Talk to Aminu, Walker or Woods and they all have one goal in mind: a National Championship. Walker said he knew that the Deacons could be in that position as soon as he gave his nod to the program.
"As soon as I committed to Wake Forest, I started getting in contact with Tony Woods and he was telling me that he was going to choose between Florida and Wake Forest," Walker said. "As soon as he said that, I knew that we were going to be something special. I was looking forward to that. Then when Al-Farouq came on with Tony, I was speechless.
"I know we are going to come in, work hard and do what we have to do to win a national championship."
Aminu said he wants to play with a different mind-set this year, in honor of Prosser.

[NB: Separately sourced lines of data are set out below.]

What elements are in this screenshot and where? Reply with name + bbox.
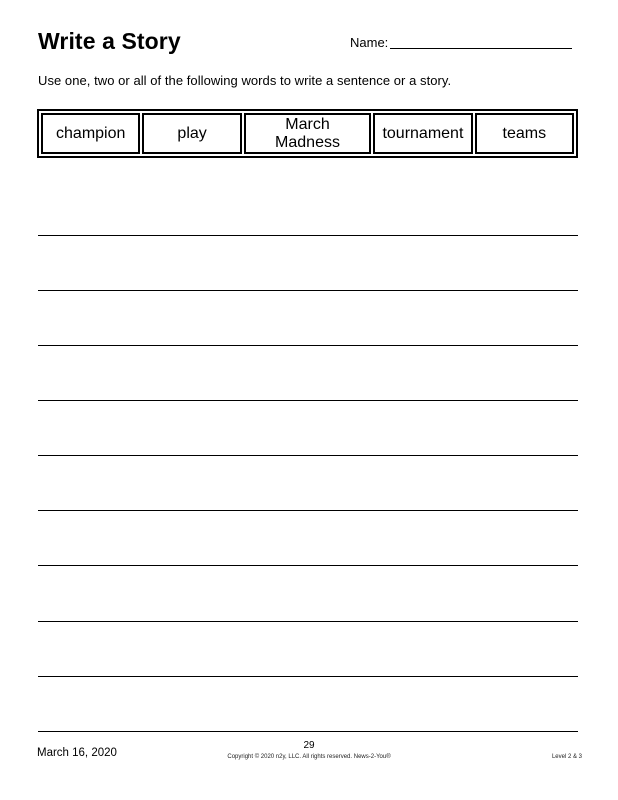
word-bank-cell: tournament xyxy=(373,113,472,154)
word-bank-cell: champion xyxy=(41,113,140,154)
writing-line xyxy=(38,235,578,236)
copyright-notice: Copyright © 2020 n2y, LLC. All rights reserved. News-2-You® xyxy=(227,754,391,760)
name-field xyxy=(350,35,572,51)
writing-line xyxy=(38,345,578,346)
word-bank xyxy=(37,109,578,158)
level-label: Level 2 & 3 xyxy=(551,754,582,760)
name-label: Name: xyxy=(350,35,389,50)
writing-line xyxy=(38,290,578,291)
writing-line xyxy=(38,455,578,456)
word-bank-cell: teams xyxy=(475,113,574,154)
writing-line xyxy=(38,731,578,732)
writing-line xyxy=(38,565,578,566)
word-bank-cell: play xyxy=(142,113,241,154)
writing-line xyxy=(38,621,578,622)
page-number: 29 xyxy=(303,740,315,751)
name-blank-line xyxy=(390,48,572,49)
word-bank-cell: March Madness xyxy=(244,113,371,154)
instructions-text: Use one, two or all of the following words to write a sentence or a story. xyxy=(38,73,452,88)
writing-line xyxy=(38,400,578,401)
writing-line xyxy=(38,510,578,511)
page-title: Write a Story xyxy=(38,28,181,54)
writing-line xyxy=(38,676,578,677)
footer-date: March 16, 2020 xyxy=(37,747,117,759)
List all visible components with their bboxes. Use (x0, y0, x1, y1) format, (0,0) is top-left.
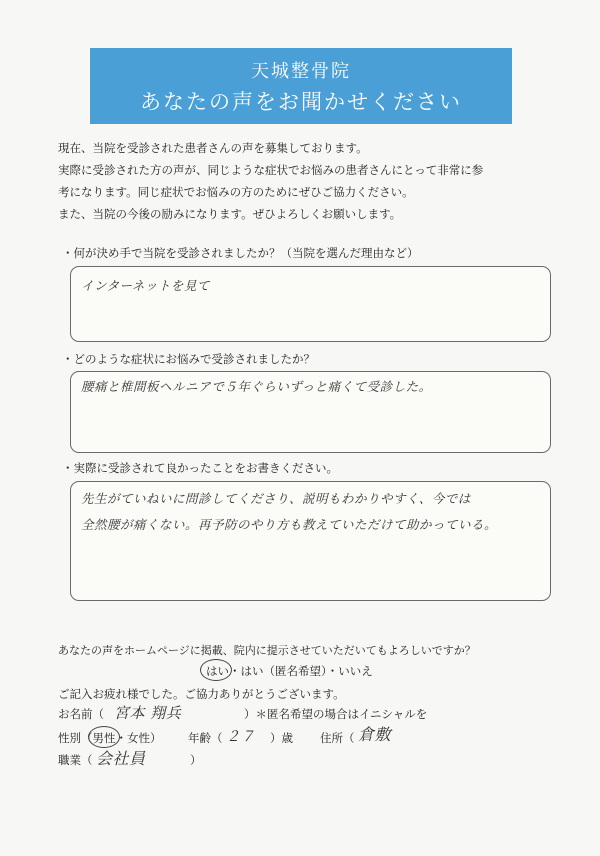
age-value: ２７ (226, 729, 255, 745)
answer-3-line-2: 全然腰が痛くない。再予防のやり方も教えていただけて助かっている。 (81, 517, 498, 532)
intro-line-2: 実際に受診された方の声が、同じような症状でお悩みの患者さんにとって非常に参 (58, 163, 484, 177)
consent-options: はい・はい（匿名希望）・いいえ (206, 664, 373, 678)
form-header (90, 48, 512, 124)
age-label: 年齢（ (188, 731, 223, 745)
name-value: 宮本 翔兵 (114, 704, 182, 722)
form-title: あなたの声をお聞かせください (140, 90, 462, 114)
gender-label: 性別（男性・女性） (58, 731, 162, 745)
job-value: 会社員 (96, 749, 146, 768)
name-label: お名前（ (58, 707, 104, 721)
answer-3-line-1: 先生がていねいに問診してくださり、説明もわかりやすく、今では (81, 491, 471, 506)
question-3: ・実際に受診されて良かったことをお書きください。 (62, 461, 338, 475)
thanks-text: ご記入お疲れ様でした。ご協力ありがとうございます。 (58, 687, 345, 701)
job-close: ） (190, 753, 202, 767)
question-2: ・どのような症状にお悩みで受診されましたか？ (62, 352, 315, 366)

"I think there is a little more fire knowing that you were the last guy to commit to him. It kind of makes you want to dive onto the floor a little harder and a little more often. I think it's motivating," he said.
Walker shares the same sentiment.
"All Coach Prosser ever said to me was, 'That I can't wait to see you play. I know you'll be a successful basketball player.' I was looking forward to that so much.
"I was depressed for a few days. I could barely eat. When I dedicate these games, it is going to be real meaningful. I know Al-Farouq and Tony feel the same way."